I feigned exhaustion and pretended to wipe sweat off my forehead, "Phew! That was one angry dad."
"Well, you'll get a few of those in this position."
"Yes, I imagine so."
Then they asked my what my "ideal community" would consist of. It's possible that the lyrics to the state song ran through my mind. Or at least the first line since that's the only part that I know. I am pretty sure I fumbled through this answer simply because I didn't want to accidentally break out in song.

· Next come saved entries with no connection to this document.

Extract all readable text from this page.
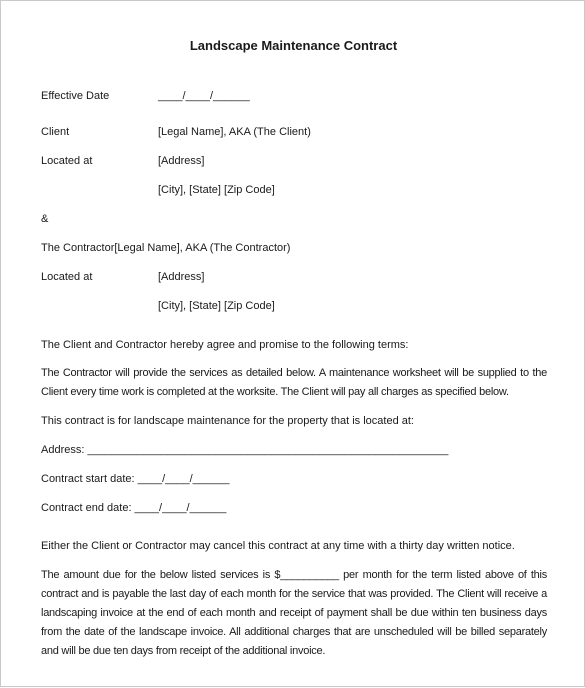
Landscape Maintenance Contract
Effective Date	____/____/______
Client	[Legal Name], AKA (The Client)
Located at	[Address]
[City], [State] [Zip Code]
&
The Contractor[Legal Name], AKA (The Contractor)
Located at	[Address]
[City], [State] [Zip Code]
The Client and Contractor hereby agree and promise to the following terms:
The Contractor will provide the services as detailed below. A maintenance worksheet will be supplied to the Client every time work is completed at the worksite. The Client will pay all charges as specified below.
This contract is for landscape maintenance for the property that is located at:
Address: ___________________________________________________________
Contract start date: ____/____/______
Contract end date: ____/____/______
Either the Client or Contractor may cancel this contract at any time with a thirty day written notice.
The amount due for the below listed services is $__________ per month for the term listed above of this contract and is payable the last day of each month for the service that was provided. The Client will receive a landscaping invoice at the end of each month and receipt of payment shall be due within ten business days from the date of the landscape invoice. All additional charges that are unscheduled will be billed separately and will be due ten days from receipt of the additional invoice.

Utah! People working together.
Utah! What a great place to be!
When the interview was finished I shook hands with everyone and thanked them for the opportunity to interview and they said they'd let me know by Thursday if I needed to come in for a second interview.
My first thought after leaving that room was, "That was...weird."
I wasn't upset about not being called in for a second interview, not in the slightest, because, after that first interview, I'm not sure I could work with those people. They were a little...weird.